To make a sweet story a bit sad, that tree fell victim to the terrible drought our area has been suffering the past three years.  The second year into the drought, the fruit on our tree was tiny but packed with flavor.  It was the last year it would bear fruit.  We had to chop it down last summer and I will admit, I mourned the loss of that tree for months.  We’ve tried planting replacement apricot trees twice, now, and borers got the second one (and the first – it was a borer/drought combo) and the second replacement got hit by two late frosts and never recovered (although I won’t call it officially gone till next spring).

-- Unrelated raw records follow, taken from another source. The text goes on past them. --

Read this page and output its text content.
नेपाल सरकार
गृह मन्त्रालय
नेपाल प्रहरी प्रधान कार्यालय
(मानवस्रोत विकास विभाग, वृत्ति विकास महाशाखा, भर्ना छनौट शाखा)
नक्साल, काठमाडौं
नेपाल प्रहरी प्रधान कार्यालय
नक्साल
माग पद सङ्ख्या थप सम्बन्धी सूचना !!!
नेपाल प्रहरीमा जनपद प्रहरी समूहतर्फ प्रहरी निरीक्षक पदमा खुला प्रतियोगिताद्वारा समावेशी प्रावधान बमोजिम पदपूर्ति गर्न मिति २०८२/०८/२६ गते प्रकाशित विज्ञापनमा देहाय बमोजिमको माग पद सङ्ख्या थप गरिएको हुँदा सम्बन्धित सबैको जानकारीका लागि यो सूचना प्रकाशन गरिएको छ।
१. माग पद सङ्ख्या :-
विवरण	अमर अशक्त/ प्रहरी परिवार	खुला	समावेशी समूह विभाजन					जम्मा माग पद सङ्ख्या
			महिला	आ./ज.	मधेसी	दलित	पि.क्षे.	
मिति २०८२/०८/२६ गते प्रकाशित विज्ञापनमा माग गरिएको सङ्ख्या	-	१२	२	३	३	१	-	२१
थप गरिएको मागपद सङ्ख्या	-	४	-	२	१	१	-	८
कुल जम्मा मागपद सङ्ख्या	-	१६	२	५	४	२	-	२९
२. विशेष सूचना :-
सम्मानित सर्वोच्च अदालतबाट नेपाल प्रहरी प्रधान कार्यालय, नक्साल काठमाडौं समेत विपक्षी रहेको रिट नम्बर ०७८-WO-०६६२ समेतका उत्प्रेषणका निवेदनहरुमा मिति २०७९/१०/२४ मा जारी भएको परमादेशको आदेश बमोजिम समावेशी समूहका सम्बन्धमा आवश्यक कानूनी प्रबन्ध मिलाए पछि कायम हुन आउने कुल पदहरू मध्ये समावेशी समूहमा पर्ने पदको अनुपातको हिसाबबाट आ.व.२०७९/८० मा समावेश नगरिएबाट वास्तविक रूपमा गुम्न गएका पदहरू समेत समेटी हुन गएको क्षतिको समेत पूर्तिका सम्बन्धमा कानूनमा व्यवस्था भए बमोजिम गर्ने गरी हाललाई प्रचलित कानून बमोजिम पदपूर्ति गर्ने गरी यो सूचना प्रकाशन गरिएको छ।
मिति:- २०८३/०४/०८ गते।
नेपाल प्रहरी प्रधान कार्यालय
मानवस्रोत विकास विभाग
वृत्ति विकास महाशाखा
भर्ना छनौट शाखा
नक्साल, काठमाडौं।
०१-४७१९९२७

So maybe it’s not meant to be?  Maybe the lesson learned is to make good use of what you have while you have it.  Revel in the gifts you’re getting now, because soon, they may not be available to you.  If you have a fruit tree and don’t have time to make anything from it, first, call me and I’ll come pick up every piece from your yard (I know there’s no fruit on trees in this area, yet – still, the sentiment always applies) and second, if nothing else, just eat from it!

This recipe is a wonderful, easy recipe that can be used with fresh, canned or even dried apricots (or any fruit, really).  I used dried apricots that I reconstituted in a bit of water, first, because I couldn’t find canned, as the recipe called for.  They turned out wonderful and they lasted for a week!  The cake part is a wonderful cake recipe and one that I plan on using for other purposes in the future.  It calls for buttermilk, and I happily used some raw buttermilk from our local dairy, Pereira Pastures.  They are suffering from the drought too, and could use your support if you are from this area and feel like making a donation and getting some amazing milk in the process!

Apricot Pinenut Cakelettes001

 

Apricot Pine Nut Cakelettes*
makes six cakes

1/4 cup pine nuts, toasted
6 tablespoons unsalted butter, divided
1/4 cup plus 1/3 cup packed light brown sugar
1 tablespoon water
8.5 ounces apricot halves, sliced
1 1/3 cups AP flour
1 1/2 teaspoons baking powder
1/4 teaspoon salt
1/3 cup sugar
1 large egg
1 teaspoon vanilla extract
1/2 cup buttermilk

Preheat oven to 350F. Butter six 6-oz ramekins and place them on a baking sheet with a shallow rim.

Divide the pine nuts evenly among the ramekins.

In a medium-sized saucepan, melt 2 tablespoons of the butter over medium-low heat.  Add 1/4 cup brown sugar and the water and cook, stirring, until the sugar is dissolved.  Add the apricots and stir gently until coated.  Divide the apricots and syrup evenly among the cups.

In a small bowl, stir together the flour, baking powder, and salt.  In the bowl of an electric mixer, or by hand, beat the remaining 4 tbs butter, 1/3 cup brown sugar, and the granulated sugar on medium speed until well blended.  Beat in the egg and the vanilla until combined.  With the mixer on low speed, mix half of the dry ingredients into the batter until just combined.  Mix in the buttermilk until combined.  Mix in the remaining dry ingredients until combined.  Divide the batter evenly among the ramekins and smooth the tops.

Bake until a toothpick inserted comes out clean, about 30 minutes (mine took more like 45).  Transfer the ramekins to a wire rack and cook for 10 minutes.  Run a knife around the edges of the ramekins to loosen the cakes.  Invert the cakes onto individual dessert plates and serve warm with fresh whipped cream, or a drizzle of amber agave nectar, like I’m currently obsessed with.  🙂

* recipe from the Bonne Femme Cookbook!